Local Preconditioning

For more information see webpage for preconditioning in CFD

An Overview

Local preconditioning is a technique to remove stiffness from a system of equations. In the context of the CFD community, typically the set of time-dependent, Reynolds-averaged, ``Navier-Stokes'' equations are solved in an iterative fashion to achieve a steady-state solution. Although only the steady-state solution is desired, the time-dependent equations are employed so that the system retains the desirable property of hyperbolicity (with respect to time) for all Mach numbers.

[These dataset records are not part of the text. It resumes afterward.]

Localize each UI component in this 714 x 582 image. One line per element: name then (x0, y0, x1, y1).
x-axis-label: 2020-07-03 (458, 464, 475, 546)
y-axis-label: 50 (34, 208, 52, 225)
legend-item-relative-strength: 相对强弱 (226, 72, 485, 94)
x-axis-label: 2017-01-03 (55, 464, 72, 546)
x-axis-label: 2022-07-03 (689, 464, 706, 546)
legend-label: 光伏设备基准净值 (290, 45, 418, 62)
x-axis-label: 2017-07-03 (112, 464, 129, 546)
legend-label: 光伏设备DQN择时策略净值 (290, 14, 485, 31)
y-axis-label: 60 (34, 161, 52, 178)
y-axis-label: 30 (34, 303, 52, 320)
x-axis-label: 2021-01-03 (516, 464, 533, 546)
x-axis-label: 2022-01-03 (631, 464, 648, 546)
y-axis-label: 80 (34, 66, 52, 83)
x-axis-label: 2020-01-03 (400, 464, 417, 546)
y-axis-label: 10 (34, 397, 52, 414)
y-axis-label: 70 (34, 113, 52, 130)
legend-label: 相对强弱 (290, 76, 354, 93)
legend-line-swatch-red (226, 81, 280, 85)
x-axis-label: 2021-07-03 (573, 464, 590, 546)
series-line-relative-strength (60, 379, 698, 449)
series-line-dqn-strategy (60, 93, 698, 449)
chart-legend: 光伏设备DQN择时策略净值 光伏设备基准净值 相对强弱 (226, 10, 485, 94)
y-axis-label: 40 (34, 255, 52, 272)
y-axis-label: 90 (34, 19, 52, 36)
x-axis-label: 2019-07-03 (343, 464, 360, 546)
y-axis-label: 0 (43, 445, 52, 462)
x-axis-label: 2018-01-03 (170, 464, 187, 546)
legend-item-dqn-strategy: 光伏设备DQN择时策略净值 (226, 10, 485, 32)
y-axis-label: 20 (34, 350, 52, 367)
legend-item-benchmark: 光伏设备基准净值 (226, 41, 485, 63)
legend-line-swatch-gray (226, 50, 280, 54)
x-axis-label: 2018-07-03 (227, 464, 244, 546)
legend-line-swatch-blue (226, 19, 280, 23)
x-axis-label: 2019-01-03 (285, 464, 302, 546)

Thus, the system has real eigenvalues and is comprised of wave-like solutions.

condition number plot However, convergence to steady-state is impaired for low Mach number regions due to the spread in the characteristic wave speeds, e.g., q, q+a, and q-a, where q is the total flow speed and a is the speed of sound. The ratio of the largest to smallest wave speed is termed the condition number, K, and serves as a measure of "stiffness". In the plot of condition number versus Mach number shown at the right, the solid line represents the Euler equations while the dashed line represents the Euler equations preconditioned with the Van Leer-Lee-Roe preconditioner. As shown by the solid line, stiffness occurs in both the subsonic and transonic regimes; and, as Mach increases, the condition number approaches the ideal condition number: unity. The dashed line shows that is it is possible to completely eliminate the subsonic stiffness region, greatly reduce the transonic stiffness region, and, in general, substantially reduce the condition number for the system of equations.